S’il y en a un qui, aujourd’hui, porte le masque mieux que tout le monde, c’est bien Jonathan Bree ! Sorte de Fantômas de la pop orchestrale, il ne quitte plus son camouflage depuis quelque temps maintenant.
Même sur scène, la transformation s’opère : ce fan du col roulé et du personnage en bois de la publicité pour le dépoussiérant O’Cedar s’accompagne en effet d’un bassiste aux yeux bandés et de danseuses-automates. Une transformation, peut-être, à mettre sur le compte de son passé, un affranchissement même, lui qui a fondé, en 1998 avec Heather Mansfield, sa compagne d’alors, le groupe The Brunettes, aux élans légers et un brin naïfs.
C’est dit, depuis son éclosion en solo, il y a sept ans, il avancera voilé, le visage recouvert d’élasthanne, son cocon à lui. Pour vivre heureux, vivons cachés ? Pourquoi pas, mais pas sûr que la formule lui corresponde bien. Remarque d’autant plus valable que ce quatrième disque en son nom évoque la fin d’une histoire d’amour et la déprime qui s’ensuit. D’une voix d’outre-tombe, et la figure toujours aussi inexpressive, il transporte qui veut bien l’entendre dans un étrange songe. Avec ce curieux maître de bal, on valse dans un manoir poussiéreux, sous un lustre millénaire et au milieu d’inquiétantes poupées, aux chorégraphies robotiques.
Tout invite en effet ici au spleen, à la nostalgie, à la rêverie, distillé avec élégance et maîtrise, comme il l’a déjà prouvé sur son dernier disque, Sleepwalking (2018). En son sein, le single You’re So Cool, pépite pop à la mélodie lancinante et au clip hypnotisant sur fond d’orchestre «sixties» sans figure, continue aujourd’hui d’affoler les compteurs sur YouTube (plus de 15 millions de vues cumulées).
After The Curtains Close reprend sensiblement la même recette, énigmatique et fascinante, bien qu’un peu plus lisse.

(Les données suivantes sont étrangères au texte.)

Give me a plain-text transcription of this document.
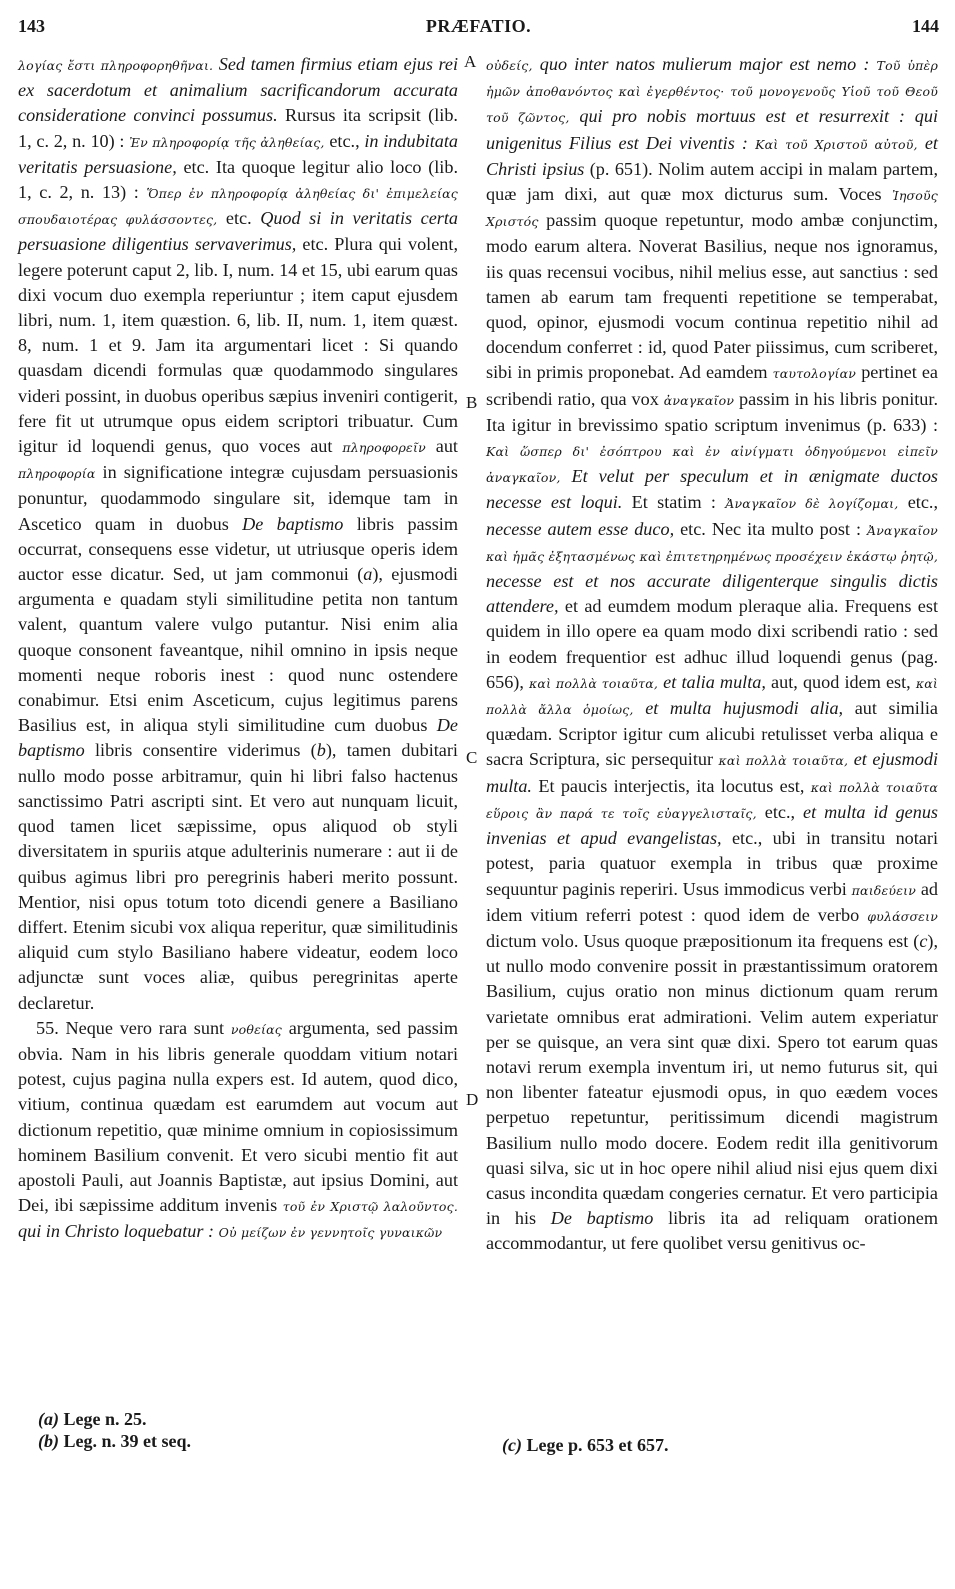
143	PRÆFATIO.	144
λογίας ἔστι πληροφορηθῆναι. Sed tamen firmius etiam ejus rei ex sacerdotum et animalium sacrificandorum accurata consideratione convinci possumus. Rursus ita scripsit (lib. 1, c. 2, n. 10) : Ἐν πληροφορίᾳ τῆς ἀληθείας, etc., in indubitata veritatis persuasione, etc. Ita quoque legitur alio loco (lib. 1, c. 2, n. 13) : Ὅπερ ἐν πληροφορίᾳ ἀληθείας δι' ἐπιμελείας σπουδαιοτέρας φυλάσσοντες, etc. Quod si in veritatis certa persuasione diligentius servaverimus, etc. Plura qui volent, legere poterunt caput 2, lib. I, num. 14 et 15, ubi earum quas dixi vocum duo exempla reperiuntur ; item caput ejusdem libri, num. 1, item quæstion. 6, lib. II, num. 1, item quæst. 8, num. 1 et 9. Jam ita argumentari licet : Si quando quasdam dicendi formulas quæ quodammodo singulares videri possint, in duobus operibus sæpius inveniri contigerit, fere fit ut utrumque opus eidem scriptori tribuatur. Cum igitur id loquendi genus, quo voces aut πληροφορεῖν aut πληροφορία in significatione integræ cujusdam persuasionis ponuntur, quodammodo singulare sit, idemque tam in Ascetico quam in duobus De baptismo libris passim occurrat, consequens esse videtur, ut utriusque operis idem auctor esse dicatur. Sed, ut jam commonui (a), ejusmodi argumenta e quadam styli similitudine petita non tantum valent, quantum valere vulgo putantur. Nisi enim alia quoque consonent faveantque, nihil omnino in ipsis neque momenti neque roboris inest : quod nunc ostendere conabimur. Etsi enim Asceticum, cujus legitimus parens Basilius est, in aliqua styli similitudine cum duobus De baptismo libris consentire viderimus (b), tamen dubitari nullo modo posse arbitramur, quin hi libri falso hactenus sanctissimo Patri ascripti sint. Et vero aut nunquam licuit, quod tamen licet sæpissime, opus aliquod ob styli diversitatem in spuriis atque adulterinis numerare : aut ii de quibus agimus libri pro peregrinis haberi merito possunt. Mentior, nisi opus totum toto dicendi genere a Basiliano differt. Etenim sicubi vox aliqua reperitur, quæ similitudinis aliquid cum stylo Basiliano habere videatur, eodem loco adjunctæ sunt voces aliæ, quibus peregrinitas aperte declaretur.
55. Neque vero rara sunt νοθείας argumenta, sed passim obvia. Nam in his libris generale quoddam vitium notari potest, cujus pagina nulla expers est. Id autem, quod dico, vitium, continua quædam est earumdem aut vocum aut dictionum repetitio, quæ minime omnium in copiosissimum hominem Basilium convenit. Et vero sicubi mentio fit aut apostoli Pauli, aut Joannis Baptistæ, aut ipsius Domini, aut Dei, ibi sæpissime additum invenis τοῦ ἐν Χριστῷ λαλοῦντος. qui in Christo loquebatur : Οὐ μείζων ἐν γεννητοῖς γυναικῶν
οὐδείς, quo inter natos mulierum major est nemo : Τοῦ ὑπὲρ ἡμῶν ἀποθανόντος καὶ ἐγερθέντος· τοῦ μονογενοῦς Υἱοῦ τοῦ Θεοῦ τοῦ ζῶντος, qui pro nobis mortuus est et resurrexit : qui unigenitus Filius est Dei viventis : Καὶ τοῦ Χριστοῦ αὐτοῦ, et Christi ipsius (p. 651). Nolim autem accipi in malam partem, quæ jam dixi, aut quæ mox dicturus sum. Voces Ἰησοῦς Χριστός passim quoque repetuntur, modo ambæ conjunctim, modo earum altera. Noverat Basilius, neque nos ignoramus, iis quas recensui vocibus, nihil melius esse, aut sanctius : sed tamen ab earum tam frequenti repetitione se temperabat, quod, opinor, ejusmodi vocum continua repetitio nihil ad docendum conferret : id, quod Pater piissimus, cum scriberet, sibi in primis proponebat. Ad eamdem ταυτολογίαν pertinet ea scribendi ratio, qua vox ἀναγκαῖον passim in his libris ponitur. Ita igitur in brevissimo spatio scriptum invenimus (p. 633) : Καὶ ὥσπερ δι' ἐσόπτρου καὶ ἐν αἰνίγματι ὁδηγούμενοι εἰπεῖν ἀναγκαῖον, Et velut per speculum et in ænigmate ductos necesse est loqui. Et statim : Ἀναγκαῖον δὲ λογίζομαι, etc., necesse autem esse duco, etc. Nec ita multo post : Ἀναγκαῖον καὶ ἡμᾶς ἐξητασμένως καὶ ἐπιτετηρημένως προσέχειν ἑκάστῳ ῥητῷ, necesse est et nos accurate diligenterque singulis dictis attendere, et ad eumdem modum pleraque alia. Frequens est quidem in illo opere ea quam modo dixi scribendi ratio : sed in eodem frequentior est adhuc illud loquendi genus (pag. 656), καὶ πολλὰ τοιαῦτα, et talia multa, aut, quod idem est, καὶ πολλὰ ἄλλα ὁμοίως, et multa hujusmodi alia, aut similia quædam. Scriptor igitur cum alicubi retulisset verba aliqua e sacra Scriptura, sic persequitur καὶ πολλὰ τοιαῦτα, et ejusmodi multa. Et paucis interjectis, ita locutus est, καὶ πολλὰ τοιαῦτα εὕροις ἂν παρά τε τοῖς εὐαγγελισταῖς, etc., et multa id genus invenias et apud evangelistas, etc., ubi in transitu notari potest, paria quatuor exempla in tribus quæ proxime sequuntur paginis reperiri. Usus immodicus verbi παιδεύειν ad idem vitium referri potest : quod idem de verbo φυλάσσειν dictum volo. Usus quoque præpositionum ita frequens est (c), ut nullo modo convenire possit in præstantissimum oratorem Basilium, cujus oratio non minus dictionum quam rerum varietate omnibus erat admirationi. Velim autem experiatur per se quisque, an vera sint quæ dixi. Spero tot earum quas notavi rerum exempla inventum iri, ut nemo futurus sit, qui non libenter fateatur ejusmodi opus, in quo eædem voces perpetuo repetuntur, peritissimum dicendi magistrum Basilium nullo modo docere. Eodem redit illa genitivorum quasi silva, sic ut in hoc opere nihil aliud nisi ejus quem dixi casus incondita quædam congeries cernatur. Et vero participia in his De baptismo libris ita ad reliquam orationem accommodantur, ut fere quolibet versu genitivus oc-
A
B
C
D
(a) Lege n. 25.
(b) Leg. n. 39 et seq.	(c) Lege p. 653 et 657.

On y retrouve, en tout cas, les influences du garçon, que l’on évoque Scott Walker, Serge Gainsbourg, Jean-Claude Vannier (jamais loin du premier cité), mais aussi, plus récent, The Last Shadow Puppets. Pour parfaire le tableau, rappelons qu’il verse aussi dans la musique classique, celle de Tchaïkovski et de Bartók plus précisément, d’où, sûrement, ses arrangements tout en cordes et en chœurs célestes.
Toujours sans faire de bruit, presque évanescent, ce multi-instrumentiste à la tête de son propre label (Lil’ Chief Records) et orchestre «pop» à lui tout seul concocte, une fois encore, des mélodies baroques, ciselées, jamais évidentes, qu’il noircit à l’envi en fonction de son moral. Pour le coup, ça ne va pas très fort, puisqu’il est question de rupture, de méditation solitaire, de doutes, de manquements…
Pour raconter son cœur en miettes, il s’appuie sur sa voix de crooner désabusé, qui ramène parfois à celle de David Bowie, lui aussi féru d’histoires et de travestissement. Mais plutôt que d’être esclave de la pesanteur, Jonathan Bree prend de la hauteur, se fait cynique, cherche à rompre avec la mélancolie, s’ouvre à la lumière, porté par les voix féminines qui lui rappellent dans la dernière chanson (After the Curtains Close) : «Honey don’t despair, she’s still out there» : («Chéri, ne désespère pas, elle est toujours là»). Preuve que sous l’apparence fantomatique, il y a bien un petit cœur qui bat.